# Piedmont water level?



## The Muskyman (Feb 26, 2021)

Hi guys, new to the area, my question is what does the lake level need to be to get a 19v Targa in the lake? I have been watching and seen before all the snow melt it has been at 908 winter pool and 910 currently although I’m sure it still has ice as of today.
Just trying to get an idea of where the level needs to be to safely get it off and back on the trailer, and what ramp would be best? I have launched at both ramps before draw down. 

thx guys


----------



## DHower08 (Nov 20, 2015)

Will be a while before you can launch at the marina. Reynolds road will likely be useable as soon as it opens up


----------



## wink8328 (Jul 8, 2016)

Was just down there today to check on the camper. I was told at the marina that the waters up a foot but they need at least another 2 feet before the launch will be usable. I'd say the lake is still about 90% iced over. Hopefully this warm weather will thaw it out quick. I should have waited another couple weeks before heading down because now I'm ansty to get out there.


----------



## The Muskyman (Feb 26, 2021)

Thanks guys, yeah I’m so ready to get back out on the boat fishing. I just don’t want to drive over with the boat only to find I can’t launch it or even worse get all fouled up trying to.


----------



## wink8328 (Jul 8, 2016)

You can always call the marina before heading out as well. They've always been really helpful.


----------



## Saugeyefisher (Jul 19, 2010)

March on piedmont is AWESOME!!!!!!


----------



## BuckeyeFishinNut (Feb 8, 2005)

I guarantee that piedmont filled up pretty good this weekend. I was out there Friday to Monday at our camp and we still had a good bit of snow around. After the rain Sunday, all the snow was gone and you could hear was the near by little creek rushing with water. I will be back out there this weekend and plan to fish a little bit between doing work around the camp.


----------



## wink8328 (Jul 8, 2016)

According to this website it's only a little more than a foot shy of summer pool already. That's as of 8 this morning. Not sure about the ice situation though.

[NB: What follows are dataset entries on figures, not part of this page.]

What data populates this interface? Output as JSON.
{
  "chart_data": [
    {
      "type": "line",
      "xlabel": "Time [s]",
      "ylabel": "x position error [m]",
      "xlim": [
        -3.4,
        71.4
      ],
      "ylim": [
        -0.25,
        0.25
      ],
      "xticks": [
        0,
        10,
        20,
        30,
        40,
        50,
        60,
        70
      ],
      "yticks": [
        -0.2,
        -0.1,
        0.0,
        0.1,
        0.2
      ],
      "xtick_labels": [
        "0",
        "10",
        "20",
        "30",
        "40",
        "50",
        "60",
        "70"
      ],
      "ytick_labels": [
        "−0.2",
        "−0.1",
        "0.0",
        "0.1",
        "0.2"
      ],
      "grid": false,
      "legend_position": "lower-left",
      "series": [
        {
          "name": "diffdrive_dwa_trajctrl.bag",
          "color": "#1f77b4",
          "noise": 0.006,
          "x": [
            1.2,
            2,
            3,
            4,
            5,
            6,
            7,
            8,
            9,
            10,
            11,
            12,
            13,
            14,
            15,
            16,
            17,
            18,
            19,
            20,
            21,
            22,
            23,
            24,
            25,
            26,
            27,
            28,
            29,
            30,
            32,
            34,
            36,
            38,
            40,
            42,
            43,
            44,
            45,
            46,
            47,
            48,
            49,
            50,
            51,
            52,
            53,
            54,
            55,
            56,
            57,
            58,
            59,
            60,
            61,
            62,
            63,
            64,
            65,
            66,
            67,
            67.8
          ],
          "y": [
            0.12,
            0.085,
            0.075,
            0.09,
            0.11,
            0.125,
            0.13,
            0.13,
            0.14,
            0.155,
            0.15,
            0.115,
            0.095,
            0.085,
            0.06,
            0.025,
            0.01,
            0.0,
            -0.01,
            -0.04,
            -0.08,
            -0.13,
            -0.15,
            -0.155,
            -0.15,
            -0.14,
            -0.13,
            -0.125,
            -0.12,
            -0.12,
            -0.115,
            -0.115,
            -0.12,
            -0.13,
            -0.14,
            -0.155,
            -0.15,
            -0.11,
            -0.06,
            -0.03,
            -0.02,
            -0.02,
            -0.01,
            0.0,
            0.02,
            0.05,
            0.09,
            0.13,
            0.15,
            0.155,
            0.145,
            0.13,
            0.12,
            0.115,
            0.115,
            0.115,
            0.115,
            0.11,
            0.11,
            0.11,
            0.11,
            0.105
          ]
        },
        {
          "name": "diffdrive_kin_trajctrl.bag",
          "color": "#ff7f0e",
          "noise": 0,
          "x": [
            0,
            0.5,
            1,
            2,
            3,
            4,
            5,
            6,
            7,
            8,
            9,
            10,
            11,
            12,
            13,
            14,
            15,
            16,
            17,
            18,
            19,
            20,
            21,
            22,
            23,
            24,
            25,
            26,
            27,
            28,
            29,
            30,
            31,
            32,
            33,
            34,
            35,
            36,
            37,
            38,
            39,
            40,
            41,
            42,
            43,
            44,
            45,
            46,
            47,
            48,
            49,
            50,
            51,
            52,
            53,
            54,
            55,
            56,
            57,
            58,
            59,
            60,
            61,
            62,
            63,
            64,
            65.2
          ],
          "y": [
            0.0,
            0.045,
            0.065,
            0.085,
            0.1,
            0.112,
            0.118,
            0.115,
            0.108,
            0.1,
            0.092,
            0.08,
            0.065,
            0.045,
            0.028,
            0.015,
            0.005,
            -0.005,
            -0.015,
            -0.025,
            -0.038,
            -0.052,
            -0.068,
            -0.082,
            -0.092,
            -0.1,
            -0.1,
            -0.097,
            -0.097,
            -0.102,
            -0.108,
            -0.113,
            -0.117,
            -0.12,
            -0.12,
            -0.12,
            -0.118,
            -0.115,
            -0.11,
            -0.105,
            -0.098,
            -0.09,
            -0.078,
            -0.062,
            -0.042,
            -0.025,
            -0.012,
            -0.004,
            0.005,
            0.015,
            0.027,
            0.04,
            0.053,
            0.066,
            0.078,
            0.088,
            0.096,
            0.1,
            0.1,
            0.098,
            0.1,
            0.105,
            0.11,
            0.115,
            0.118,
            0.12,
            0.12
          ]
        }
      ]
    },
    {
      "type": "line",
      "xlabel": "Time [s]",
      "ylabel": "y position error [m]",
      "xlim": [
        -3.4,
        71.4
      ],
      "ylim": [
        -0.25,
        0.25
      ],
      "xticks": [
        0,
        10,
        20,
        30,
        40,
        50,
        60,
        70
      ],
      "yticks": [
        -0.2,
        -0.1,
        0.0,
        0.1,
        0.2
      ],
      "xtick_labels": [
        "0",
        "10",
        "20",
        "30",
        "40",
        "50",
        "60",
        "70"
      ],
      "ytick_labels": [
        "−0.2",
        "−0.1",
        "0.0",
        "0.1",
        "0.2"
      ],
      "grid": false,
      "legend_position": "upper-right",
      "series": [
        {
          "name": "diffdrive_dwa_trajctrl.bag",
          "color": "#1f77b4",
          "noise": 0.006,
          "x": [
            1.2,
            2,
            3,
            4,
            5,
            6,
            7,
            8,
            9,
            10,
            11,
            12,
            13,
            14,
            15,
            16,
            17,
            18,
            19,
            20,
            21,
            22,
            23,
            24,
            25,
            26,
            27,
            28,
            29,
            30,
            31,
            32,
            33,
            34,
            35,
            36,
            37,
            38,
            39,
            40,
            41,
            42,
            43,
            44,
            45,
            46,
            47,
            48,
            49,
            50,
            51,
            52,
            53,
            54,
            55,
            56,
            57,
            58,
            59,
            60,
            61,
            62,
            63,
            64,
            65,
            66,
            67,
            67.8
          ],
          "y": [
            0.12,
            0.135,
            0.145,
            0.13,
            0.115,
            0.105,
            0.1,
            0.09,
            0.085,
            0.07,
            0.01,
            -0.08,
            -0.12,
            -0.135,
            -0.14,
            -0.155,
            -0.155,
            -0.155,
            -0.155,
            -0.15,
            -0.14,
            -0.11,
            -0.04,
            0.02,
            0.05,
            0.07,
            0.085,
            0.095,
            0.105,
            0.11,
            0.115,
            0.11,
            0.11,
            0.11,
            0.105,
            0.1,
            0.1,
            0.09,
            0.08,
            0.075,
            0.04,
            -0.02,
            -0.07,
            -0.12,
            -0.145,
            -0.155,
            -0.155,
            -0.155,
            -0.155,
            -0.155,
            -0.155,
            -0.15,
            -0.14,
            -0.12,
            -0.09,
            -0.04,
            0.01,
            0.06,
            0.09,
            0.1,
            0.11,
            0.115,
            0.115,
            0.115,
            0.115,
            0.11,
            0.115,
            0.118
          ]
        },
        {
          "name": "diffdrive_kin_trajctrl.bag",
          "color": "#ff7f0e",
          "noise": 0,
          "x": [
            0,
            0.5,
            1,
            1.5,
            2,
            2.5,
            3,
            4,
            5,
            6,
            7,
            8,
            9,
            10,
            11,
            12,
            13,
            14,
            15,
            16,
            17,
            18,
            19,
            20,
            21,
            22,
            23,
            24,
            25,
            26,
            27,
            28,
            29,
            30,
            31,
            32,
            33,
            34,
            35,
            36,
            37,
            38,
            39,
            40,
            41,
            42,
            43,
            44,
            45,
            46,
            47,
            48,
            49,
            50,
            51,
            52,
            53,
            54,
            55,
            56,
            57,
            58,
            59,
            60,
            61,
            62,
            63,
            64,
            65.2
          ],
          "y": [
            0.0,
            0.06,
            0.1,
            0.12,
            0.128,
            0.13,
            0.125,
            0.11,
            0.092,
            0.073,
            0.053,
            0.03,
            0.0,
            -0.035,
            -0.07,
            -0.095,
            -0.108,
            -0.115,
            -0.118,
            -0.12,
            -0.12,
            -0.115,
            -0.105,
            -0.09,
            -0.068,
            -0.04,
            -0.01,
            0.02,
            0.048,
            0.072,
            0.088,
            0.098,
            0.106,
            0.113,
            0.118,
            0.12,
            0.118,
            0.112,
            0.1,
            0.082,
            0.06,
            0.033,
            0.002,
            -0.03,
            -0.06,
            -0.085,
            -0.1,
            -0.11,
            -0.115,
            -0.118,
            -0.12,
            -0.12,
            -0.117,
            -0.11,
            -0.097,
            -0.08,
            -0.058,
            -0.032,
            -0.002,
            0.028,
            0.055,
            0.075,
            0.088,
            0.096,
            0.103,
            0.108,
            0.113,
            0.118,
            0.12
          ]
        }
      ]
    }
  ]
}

Water Management - Huntington District - U.S. Army Corps of Engineers


Water Management - Huntington District - USACE




www.lrh-wc.usace.army.mil


----------



## BuckeyeFishinNut (Feb 8, 2005)

wink8328 said:


> According to this website it's only a little more than a foot shy of summer pool already. That's as of 8 this morning. Not sure about the ice situation though.
> 
> 
> 
> ...


From what I saw in our cove, ice was melting fast. Comparing friday evening to sunday evening there was a lot more open water. Looks like hardwater season is over, time to bring on the real fishing..lol


----------



## wink8328 (Jul 8, 2016)

Outstanding! I hope to be down at the campsite Sunday thru Wednesday next week.


----------



## musky2much (Mar 30, 2006)

I plan on being there 8th-10th if ice is mostly gone. Please post if anyone has more current ice reports. Thanks!


----------



## Fishin365 (Feb 3, 2009)

Boats launching from Piedmint marina today. I was on Tappan and watched the ice receed. Spring is here.


----------



## The Muskyman (Feb 26, 2021)

Fishin365 said:


> Boats launching from Piedmint marina today. I was on Tappan and watched the ice receed. Spring is here.


----------



## The Muskyman (Feb 26, 2021)

Good news! wonder how muddy the water is?


----------



## wink8328 (Jul 8, 2016)

Music to my ears!


----------



## musky2much (Mar 30, 2006)

Great!


----------



## DHower08 (Nov 20, 2015)

Fishin365 said:


> Boats launching from Piedmint marina today. I was on Tappan and watched the ice receed. Spring is here.


How muddy was tappan


----------